A slew of high-rise residential structures are going up, changing the fabric of the neighbourhood in stark contrast to its historic terraces.

DB: It is interesting to think of Pacific Park in relation to other transit developments of a similar scale across New York City. It’s difficult to ignore Madison Square Garden as a precedent; under the guidance of Robert Moses in the 1960s, the Beaux-Arts Penn Station was torn down and the rail lines buried to make way for a mixed-use development with an arena on top. The project is recognized as a canonical mistake, and yet, Pacific Park follows a similar program. It’s part of an impulse to make use of the remaining developable space in the city, like Hudson Yards on the west side of Manhattan. This trend makes possible a more sensitive and connective attitude towards development, where (for the most part) the prime location of the site is leveraged against the difficulty of building over the rail yards and knitting disparate neighbourhoods together.

LR: The two distinct ends of Pacific Park will ultimately be united in 2025 with the completion of the towers along the north edge of the site that cap the rail lines. Not only is this an opportunity to bring a cohesive identity to the massive development, but it also will provide a standard for future developments. As the first of what is likely to be a number of projects that stretch east along Atlantic Avenue, public space and circulation within the project has the power to create a new public typology in Brooklyn as a whole.
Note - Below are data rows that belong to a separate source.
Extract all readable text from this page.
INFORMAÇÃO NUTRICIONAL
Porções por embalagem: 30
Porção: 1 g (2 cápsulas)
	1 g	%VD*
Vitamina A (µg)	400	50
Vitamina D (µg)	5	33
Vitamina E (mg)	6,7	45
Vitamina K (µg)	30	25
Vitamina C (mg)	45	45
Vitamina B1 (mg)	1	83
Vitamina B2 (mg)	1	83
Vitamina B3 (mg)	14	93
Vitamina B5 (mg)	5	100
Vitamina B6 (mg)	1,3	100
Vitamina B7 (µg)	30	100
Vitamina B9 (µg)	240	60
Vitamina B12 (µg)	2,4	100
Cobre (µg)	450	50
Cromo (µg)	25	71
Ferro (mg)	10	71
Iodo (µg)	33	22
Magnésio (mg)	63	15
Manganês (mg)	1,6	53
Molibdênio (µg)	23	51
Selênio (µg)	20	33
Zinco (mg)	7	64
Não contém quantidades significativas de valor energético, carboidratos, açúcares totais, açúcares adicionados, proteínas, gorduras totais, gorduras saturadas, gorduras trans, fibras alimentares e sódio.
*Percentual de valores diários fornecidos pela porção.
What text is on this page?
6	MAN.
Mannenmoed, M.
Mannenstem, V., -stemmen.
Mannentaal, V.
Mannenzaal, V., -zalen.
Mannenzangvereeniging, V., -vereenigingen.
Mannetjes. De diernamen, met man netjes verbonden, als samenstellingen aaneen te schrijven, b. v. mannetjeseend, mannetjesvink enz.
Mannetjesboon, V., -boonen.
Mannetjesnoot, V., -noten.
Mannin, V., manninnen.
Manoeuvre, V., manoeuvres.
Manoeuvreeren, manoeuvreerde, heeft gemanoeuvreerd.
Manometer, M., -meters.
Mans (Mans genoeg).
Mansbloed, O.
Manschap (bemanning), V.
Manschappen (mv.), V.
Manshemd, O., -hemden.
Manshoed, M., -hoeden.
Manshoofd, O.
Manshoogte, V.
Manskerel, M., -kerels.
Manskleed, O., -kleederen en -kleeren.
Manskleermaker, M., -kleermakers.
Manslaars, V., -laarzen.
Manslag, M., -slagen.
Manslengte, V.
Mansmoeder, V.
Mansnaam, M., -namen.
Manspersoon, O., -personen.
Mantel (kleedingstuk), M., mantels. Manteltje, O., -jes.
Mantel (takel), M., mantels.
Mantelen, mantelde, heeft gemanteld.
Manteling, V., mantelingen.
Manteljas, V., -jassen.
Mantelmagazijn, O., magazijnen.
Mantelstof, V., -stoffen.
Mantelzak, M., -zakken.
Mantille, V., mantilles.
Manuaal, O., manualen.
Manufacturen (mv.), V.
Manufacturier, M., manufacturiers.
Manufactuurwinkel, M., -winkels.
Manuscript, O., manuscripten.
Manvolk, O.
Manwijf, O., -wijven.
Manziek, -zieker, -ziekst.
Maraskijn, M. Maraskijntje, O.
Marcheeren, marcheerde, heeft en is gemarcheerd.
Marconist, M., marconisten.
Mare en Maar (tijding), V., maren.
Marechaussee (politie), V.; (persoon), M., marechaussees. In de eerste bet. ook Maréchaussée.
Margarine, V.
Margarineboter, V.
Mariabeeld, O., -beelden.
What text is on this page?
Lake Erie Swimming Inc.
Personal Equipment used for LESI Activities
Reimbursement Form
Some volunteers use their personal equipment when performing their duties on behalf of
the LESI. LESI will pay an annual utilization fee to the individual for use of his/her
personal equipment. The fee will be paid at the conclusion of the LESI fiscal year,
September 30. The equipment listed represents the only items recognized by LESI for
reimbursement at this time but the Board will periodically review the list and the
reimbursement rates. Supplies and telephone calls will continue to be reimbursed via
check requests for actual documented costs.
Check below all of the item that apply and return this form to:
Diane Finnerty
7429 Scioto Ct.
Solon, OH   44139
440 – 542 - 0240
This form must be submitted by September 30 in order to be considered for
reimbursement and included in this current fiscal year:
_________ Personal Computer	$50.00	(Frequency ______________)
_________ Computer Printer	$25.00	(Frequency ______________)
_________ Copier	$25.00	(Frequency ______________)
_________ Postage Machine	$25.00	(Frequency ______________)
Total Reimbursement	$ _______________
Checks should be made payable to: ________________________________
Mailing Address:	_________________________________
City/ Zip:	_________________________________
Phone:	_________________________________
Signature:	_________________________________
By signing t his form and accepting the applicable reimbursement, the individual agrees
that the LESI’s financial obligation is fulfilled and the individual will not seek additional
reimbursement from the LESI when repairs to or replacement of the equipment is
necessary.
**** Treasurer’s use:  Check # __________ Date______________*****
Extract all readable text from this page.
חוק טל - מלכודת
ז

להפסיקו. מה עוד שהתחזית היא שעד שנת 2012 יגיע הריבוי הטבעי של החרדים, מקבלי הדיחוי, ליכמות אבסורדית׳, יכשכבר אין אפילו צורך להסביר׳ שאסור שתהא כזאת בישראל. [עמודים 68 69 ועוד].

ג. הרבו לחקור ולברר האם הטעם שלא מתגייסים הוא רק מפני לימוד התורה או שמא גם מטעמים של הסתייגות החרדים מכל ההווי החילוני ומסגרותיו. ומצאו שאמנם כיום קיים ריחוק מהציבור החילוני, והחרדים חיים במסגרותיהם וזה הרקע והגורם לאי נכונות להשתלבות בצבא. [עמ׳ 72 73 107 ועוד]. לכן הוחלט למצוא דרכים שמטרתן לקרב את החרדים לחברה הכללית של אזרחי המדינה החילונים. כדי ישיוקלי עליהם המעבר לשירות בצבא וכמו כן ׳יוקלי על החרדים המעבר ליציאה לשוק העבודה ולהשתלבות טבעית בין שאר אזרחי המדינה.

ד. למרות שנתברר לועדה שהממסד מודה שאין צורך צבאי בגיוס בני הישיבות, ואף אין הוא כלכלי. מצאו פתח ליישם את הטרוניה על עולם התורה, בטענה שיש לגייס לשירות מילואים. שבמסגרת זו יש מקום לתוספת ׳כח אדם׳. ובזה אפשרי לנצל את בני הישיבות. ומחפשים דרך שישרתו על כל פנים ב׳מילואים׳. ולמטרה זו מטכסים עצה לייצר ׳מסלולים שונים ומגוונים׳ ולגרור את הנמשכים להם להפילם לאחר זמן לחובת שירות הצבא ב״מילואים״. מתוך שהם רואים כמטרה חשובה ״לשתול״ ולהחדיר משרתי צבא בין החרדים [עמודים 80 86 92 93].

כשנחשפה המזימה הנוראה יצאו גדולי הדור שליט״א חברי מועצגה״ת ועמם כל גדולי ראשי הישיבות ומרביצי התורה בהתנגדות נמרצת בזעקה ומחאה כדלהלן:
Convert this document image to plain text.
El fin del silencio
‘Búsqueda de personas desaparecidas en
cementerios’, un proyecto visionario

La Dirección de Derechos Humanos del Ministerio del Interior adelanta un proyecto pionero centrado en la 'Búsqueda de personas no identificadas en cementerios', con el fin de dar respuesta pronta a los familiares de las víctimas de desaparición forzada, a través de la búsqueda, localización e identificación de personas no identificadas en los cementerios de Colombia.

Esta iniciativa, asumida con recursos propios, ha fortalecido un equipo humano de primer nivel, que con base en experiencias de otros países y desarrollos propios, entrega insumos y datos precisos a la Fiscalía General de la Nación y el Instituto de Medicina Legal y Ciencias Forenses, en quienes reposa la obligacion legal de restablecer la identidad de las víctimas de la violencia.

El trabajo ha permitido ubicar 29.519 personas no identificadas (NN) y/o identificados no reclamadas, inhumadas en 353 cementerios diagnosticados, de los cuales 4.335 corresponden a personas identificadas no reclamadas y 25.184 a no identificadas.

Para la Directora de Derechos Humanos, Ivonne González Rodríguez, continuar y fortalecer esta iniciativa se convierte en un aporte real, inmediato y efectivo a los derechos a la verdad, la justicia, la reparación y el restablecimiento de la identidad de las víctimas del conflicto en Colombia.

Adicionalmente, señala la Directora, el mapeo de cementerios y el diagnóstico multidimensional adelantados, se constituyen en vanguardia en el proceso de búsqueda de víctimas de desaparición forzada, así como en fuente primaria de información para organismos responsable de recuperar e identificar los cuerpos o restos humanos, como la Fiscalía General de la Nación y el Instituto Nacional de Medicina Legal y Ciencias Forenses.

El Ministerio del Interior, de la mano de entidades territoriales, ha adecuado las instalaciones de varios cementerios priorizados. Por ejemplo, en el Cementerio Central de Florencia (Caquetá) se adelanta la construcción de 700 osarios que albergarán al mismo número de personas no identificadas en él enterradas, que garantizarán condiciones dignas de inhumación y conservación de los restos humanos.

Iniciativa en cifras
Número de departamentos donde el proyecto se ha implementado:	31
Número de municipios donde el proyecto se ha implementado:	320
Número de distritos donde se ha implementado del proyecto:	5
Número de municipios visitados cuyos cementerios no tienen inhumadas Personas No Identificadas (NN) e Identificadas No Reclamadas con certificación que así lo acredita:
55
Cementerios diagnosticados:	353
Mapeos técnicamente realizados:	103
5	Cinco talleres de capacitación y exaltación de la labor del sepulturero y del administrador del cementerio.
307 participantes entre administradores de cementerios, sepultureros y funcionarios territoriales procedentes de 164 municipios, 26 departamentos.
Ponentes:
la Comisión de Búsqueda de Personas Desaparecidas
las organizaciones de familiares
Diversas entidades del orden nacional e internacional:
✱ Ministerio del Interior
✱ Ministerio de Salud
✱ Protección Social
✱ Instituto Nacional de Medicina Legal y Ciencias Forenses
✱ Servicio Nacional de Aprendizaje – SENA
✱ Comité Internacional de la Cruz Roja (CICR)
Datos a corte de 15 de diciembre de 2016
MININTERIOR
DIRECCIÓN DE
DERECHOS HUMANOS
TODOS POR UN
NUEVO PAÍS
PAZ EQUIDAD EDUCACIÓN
Its success is paramount in offering a much-needed precedent for future growth, one that accommodates heavy vehicular traffic – as along Atlantic Avenue – and slower pedestrian movement within its own footprint and the surrounding neighbourhoods.

David Bench is a practising architect at Selldorf Architects, writer, and uncube’s New York correspondent. Lane Rick is an architect and freelance designer working in China, the USA, and Canada.